Par Ousseynou Diallo / tambacounda.info /
En voulant reprendre le campement des mains de son patron, Il est allé raconter à la gendarmerie que l’espagnol détenait une arme à feu et veut le tuer Si les faits s’avèrent établis, les marteaux de la justice risquent de s’abattre sur Alamouta Sakhanokho pour dénonciation calomnieuse. En effet, ce dernier avait porté plainte contre son patron Francesco Bofarull pour menace de mort. Jugé à l’audience du tribunal régional, l’espagnol a été relaxé au bénéfice du doute. Prenant la balle au rebond, ce dernier a déposé une plainte contre Sakhanokho pour dénonciation calomnieuse. L’enquête suit son cours.
Le sieur Sanokho est l’adjoint d’un Espagnol Francesco Bofarull, gérant du campement et président du GIE Nimba sis à Bady dans la communauté rurale de Missirah. Ainsi, pour reprendre vaille que vaille le campement, il entreprit une véritable campagne de spoliation. Qu’à cette fin, le sieur Sanokho est allé raconter aux pandores de la brigade de Dialacoto que son patron détenait une arme à feu et ce dernier le menaçait de mort. Aussitôt, Assane Niang commandant de la dite brigade d’alors, envoient ses hommes sur lesdits lieux. Après d’intenses investigations des lieux, ils n’y trouveront pas d’armes car lesdites armes n’existent pas. Attraits devant la barre du tribunal régional, l’Espagnol a été jugé en son absence le 14 mai 2008. Dans son délibéré, le tribunal a rendu sa décision en le relaxant au bénéfice du doute.
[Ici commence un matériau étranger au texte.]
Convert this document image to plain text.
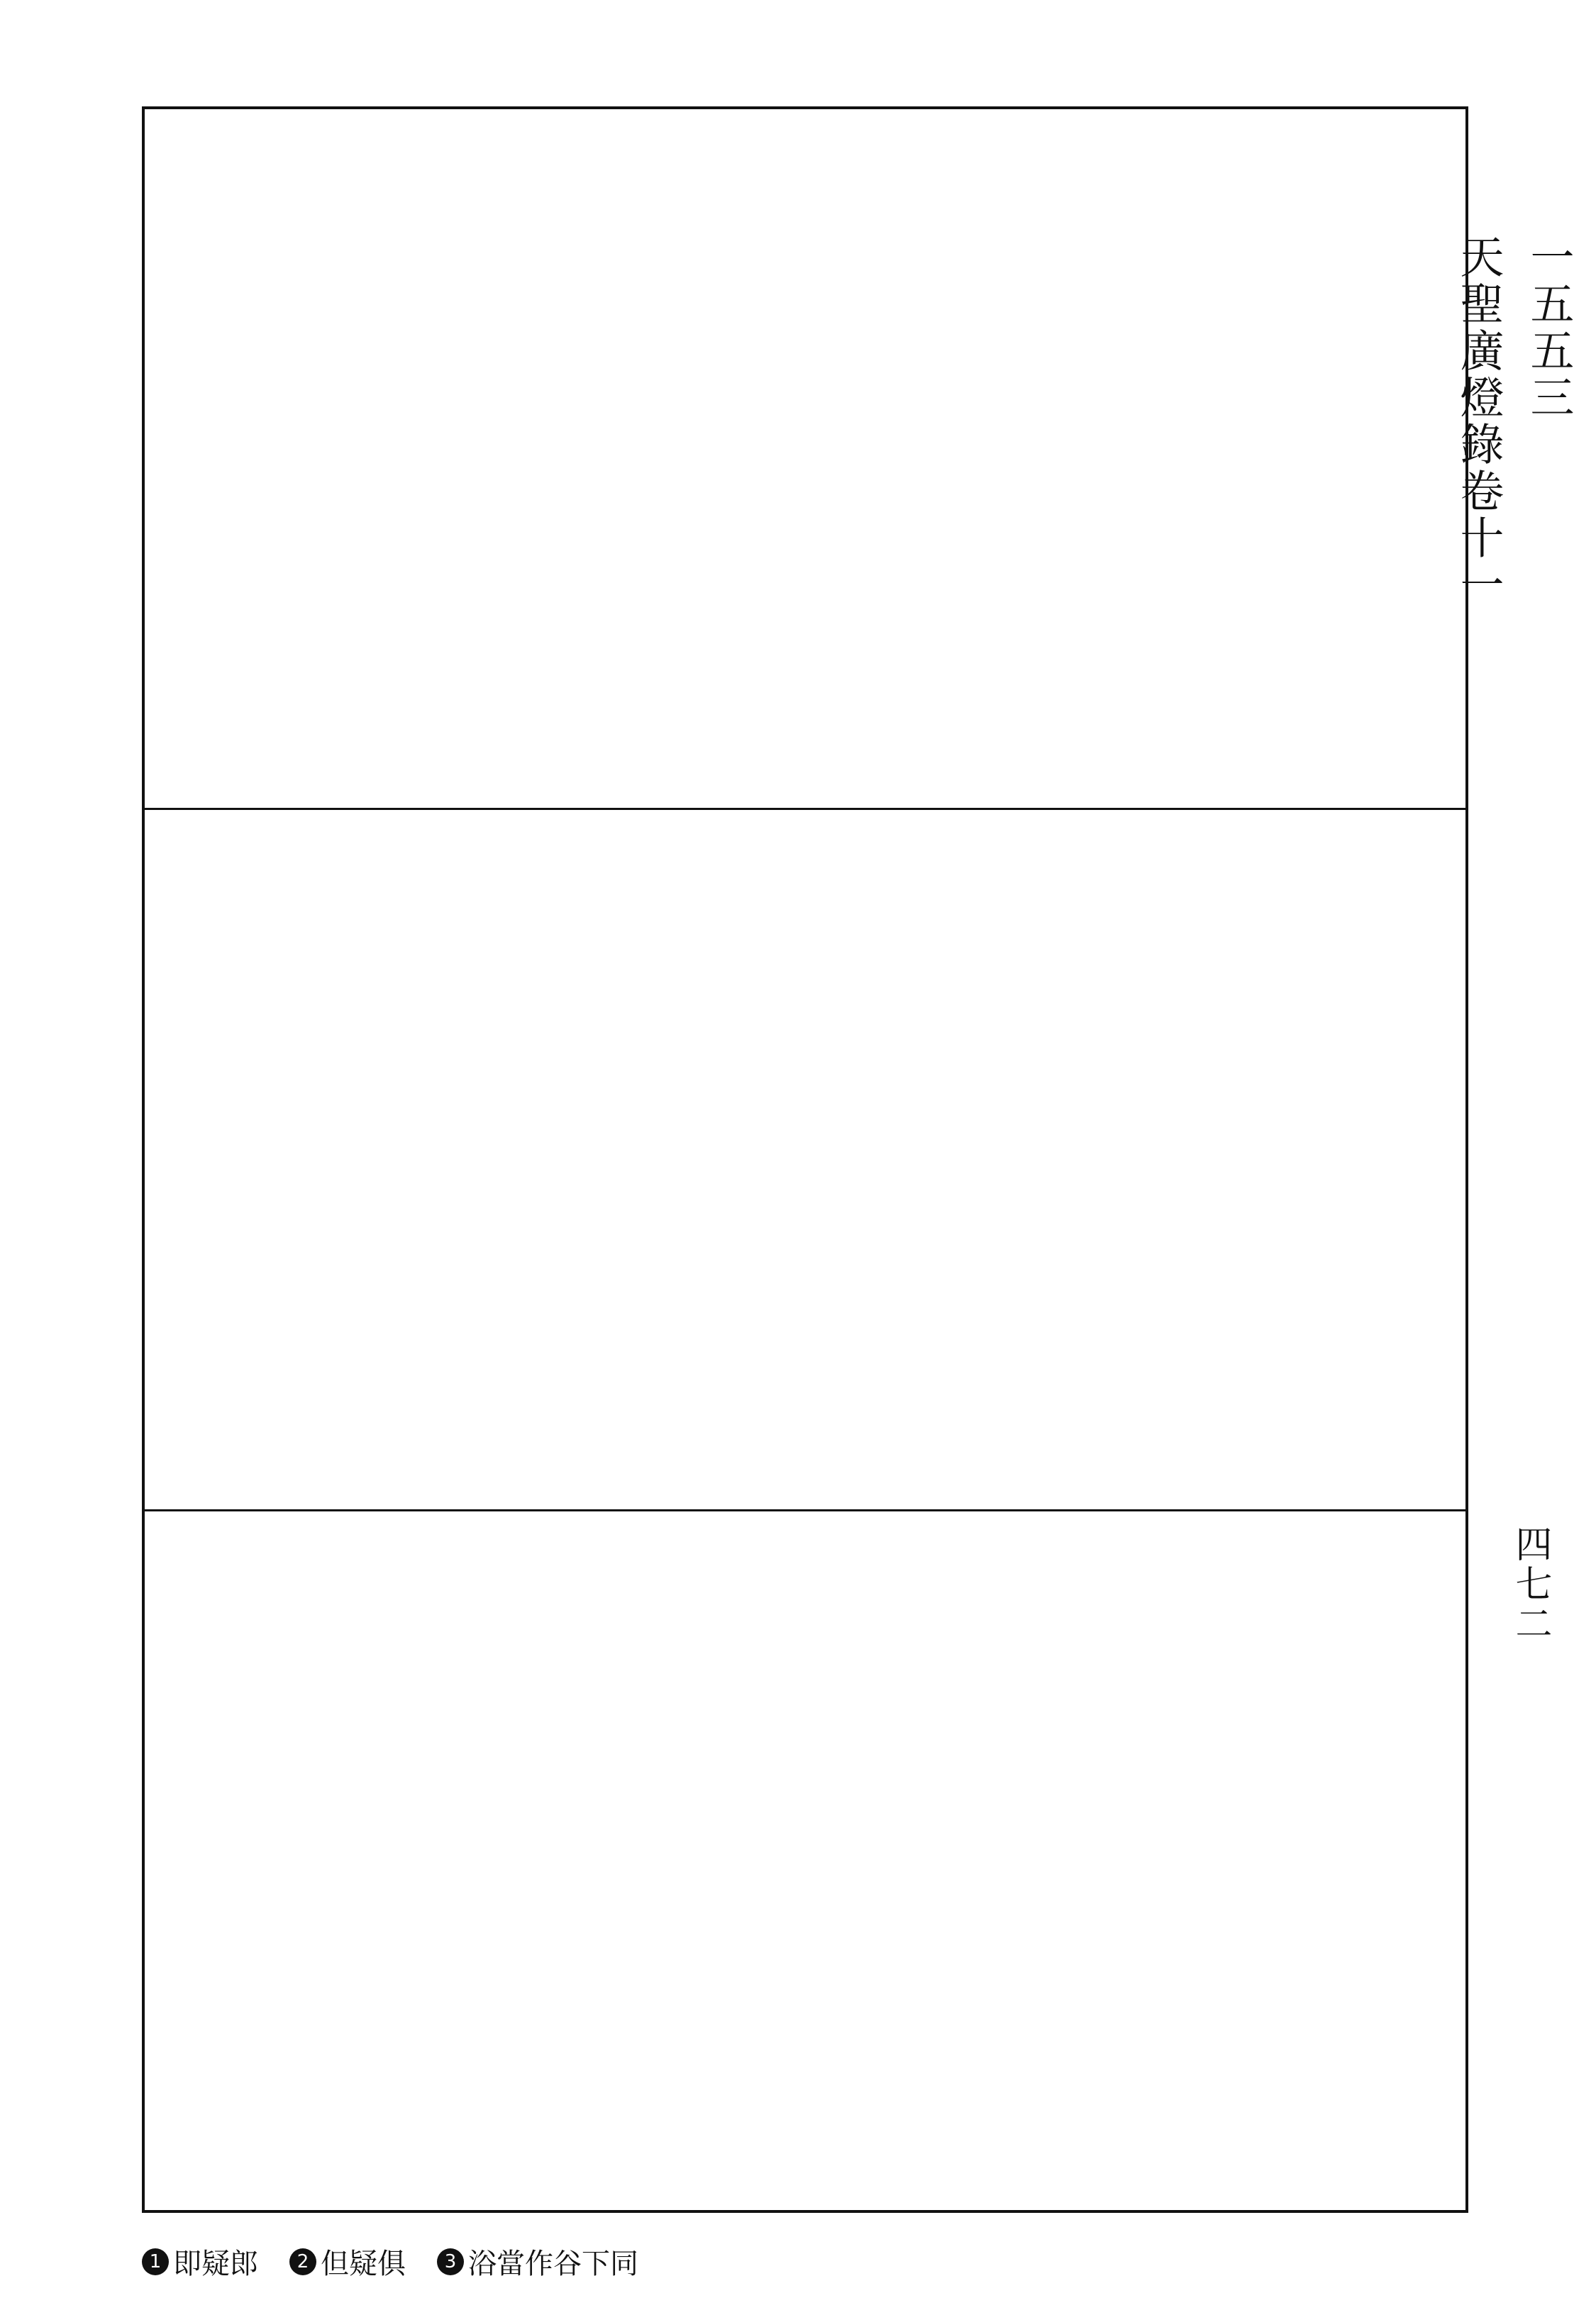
一五五三
天聖廣燈錄卷十一
四七二
1 即疑郎	2 但疑俱	3 浴當作谷下同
Aux fins de déterminer les tenants et aboutissants de cette véritable campagne de spoliation de son adjoint qui veut reprendre son campement, l’Espagnol Francesco Bofarull faisant élection de domicile en l’étude de Me Augustin Senghor à Dakar saisi le maître des poursuites pour dénonciation calomnieuse. Que cela est d’autant plus grave que dans un e-mail en date du 31 juillet 2007 dont copie nous a été présentée, le sieur Sanokho suggérait à son patron de lui envoyer un fusil. En tout cas, si les faits s’avérent établis avec l’enquête diligentée par l'adjudant-chef Jean Dib Ndiaye, les marteaux de la justice risquent de s’abattre sur la tête du sieur Sanokho.